According to the French bank Natixis, while the macroeconomic risks had a dampening effect, prices were undermined largely because much of the anticipated deficit failed to materialize.

It is probably worth noting two things at this point in the story. The first is that, as prices have risen across the commodities spectrum, more and more investors and speculators are entering the market. Add to this the entrance of exchange-traded products backed by physical metal, and it becomes evident that copper prices are less beholden than they once were to the machinations of the 'real' economy.

This is the view of Simon Hunt, founder of Simon Hunt Strategic Services, who told Mineweb.com's "Metals Weekly" podcast earlier this year, that Dr. Copper retired in 2005.

"Without the involvement of the financial community—copper would not be tight. It is actually in a very significant surplus," he said.

The second point to make is that, while historically copper demand has been driven by the West, over the last decade or so it has come to rely increasingly on demand from Asia and, in particular, China, which currently accounts for roughly 40% of the global total.

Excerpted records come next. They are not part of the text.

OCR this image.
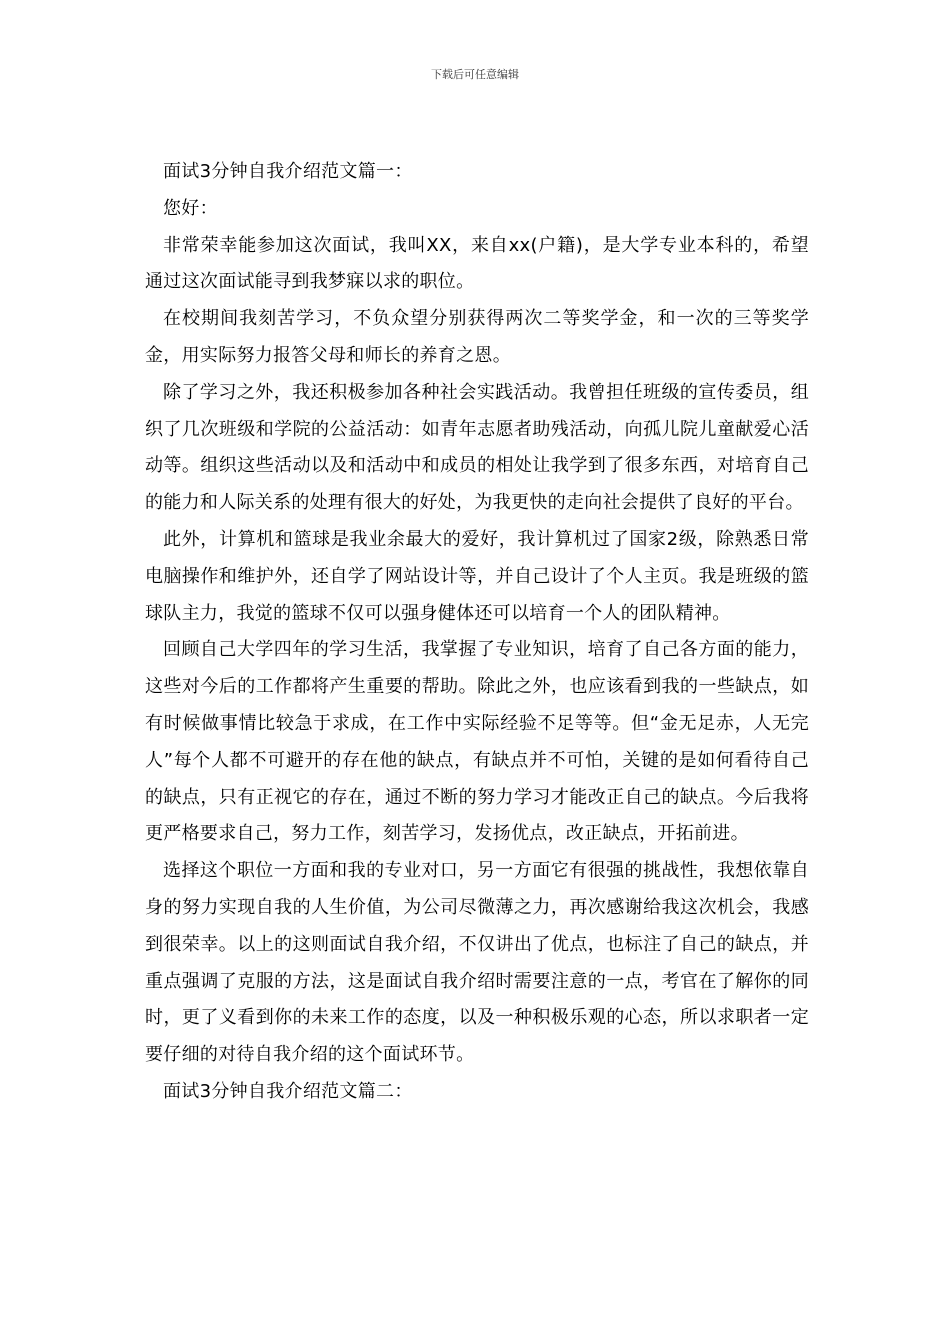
下载后可任意编辑

面试3分钟自我介绍范文篇一：

您好：

非常荣幸能参加这次面试，我叫XX，来自xx(户籍)，是大学专业本科的，希望通过这次面试能寻到我梦寐以求的职位。

在校期间我刻苦学习，不负众望分别获得两次二等奖学金，和一次的三等奖学金，用实际努力报答父母和师长的养育之恩。

除了学习之外，我还积极参加各种社会实践活动。我曾担任班级的宣传委员，组织了几次班级和学院的公益活动：如青年志愿者助残活动，向孤儿院儿童献爱心活动等。组织这些活动以及和活动中和成员的相处让我学到了很多东西，对培育自己的能力和人际关系的处理有很大的好处，为我更快的走向社会提供了良好的平台。

此外，计算机和篮球是我业余最大的爱好，我计算机过了国家2级，除熟悉日常电脑操作和维护外，还自学了网站设计等，并自己设计了个人主页。我是班级的篮球队主力，我觉的篮球不仅可以强身健体还可以培育一个人的团队精神。

回顾自己大学四年的学习生活，我掌握了专业知识，培育了自己各方面的能力，这些对今后的工作都将产生重要的帮助。除此之外，也应该看到我的一些缺点，如有时候做事情比较急于求成，在工作中实际经验不足等等。但“金无足赤，人无完人”每个人都不可避开的存在他的缺点，有缺点并不可怕，关键的是如何看待自己的缺点，只有正视它的存在，通过不断的努力学习才能改正自己的缺点。今后我将更严格要求自己，努力工作，刻苦学习，发扬优点，改正缺点，开拓前进。

选择这个职位一方面和我的专业对口，另一方面它有很强的挑战性，我想依靠自身的努力实现自我的人生价值，为公司尽微薄之力，再次感谢给我这次机会，我感到很荣幸。以上的这则面试自我介绍，不仅讲出了优点，也标注了自己的缺点，并重点强调了克服的方法，这是面试自我介绍时需要注意的一点，考官在了解你的同时，更了义看到你的未来工作的态度，以及一种积极乐观的心态，所以求职者一定要仔细的对待自我介绍的这个面试环节。

面试3分钟自我介绍范文篇二：
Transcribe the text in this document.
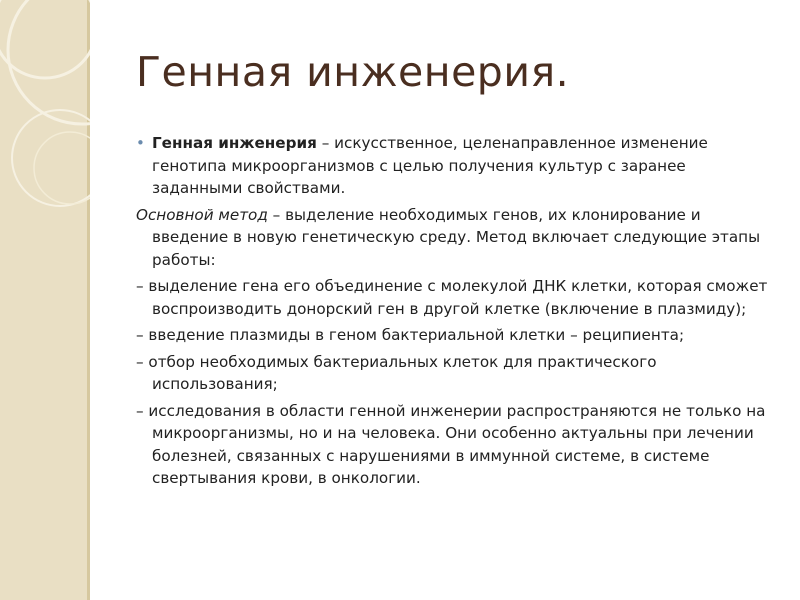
Генная инженерия.
• Генная инженерия – искусственное, целенаправленное изменение генотипа микроорганизмов с целью получения культур с заранее заданными свойствами.
Основной метод – выделение необходимых генов, их клонирование и введение в новую генетическую среду. Метод включает следующие этапы работы:
– выделение гена его объединение с молекулой ДНК клетки, которая сможет воспроизводить донорский ген в другой клетке (включение в плазмиду);
– введение плазмиды в геном бактериальной клетки – реципиента;
– отбор необходимых бактериальных клеток для практического использования;
– исследования в области генной инженерии распространяются не только на микроорганизмы, но и на человека. Они особенно актуальны при лечении болезней, связанных с нарушениями в иммунной системе, в системе свертывания крови, в онкологии.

Given China's increasingly large role in global economics, one might suggest that this shift in demand patterns should serve copper's predictive powers well. And, while this is true to some extent, the big problem is that no one quite knows exactly how much copper China needs. This is because the country's copper buyers often stockpile the metal for use later when prices are low. Then they use up the stockpiles when prices are high.

This stockpiling helped to undermine expectations of a deficit earlier in the year. As Natixis bank wrote in its final note of the year, a period of substantial destocking in China, lasting until July, helped to lower demand.

"As much as 900,000 tonnes of copper were consumed from stockpiles rather than from current production, resulting in wildly differing views of Chinese demand, ranging from -3% to +8.5% depending upon whether measures were based upon apparent demand or estimates of final demand.

"Looking ahead to 2012, even if true Chinese demand growth slows to 5-6%, this will feel more like +12% in terms of its impact upon imports, and if we move to a period of restocking, this could result in an unexpectedly large global deficit of 300,000 tonnes or more."

When combined with the financialization of the market and the increased usage of other materials to replace the red metal, the murky nature of Chinese copper demand means the metal's honorary doctorate should probably be rescinded for the time being.

But, given its new drivers, it could well become a useful indicator for other things—such as the level of risk appetite by speculators and perhaps, in time, the level of infrastructure growth in Asia—which, given the changing nature of the global economy, are becoming increasingly important.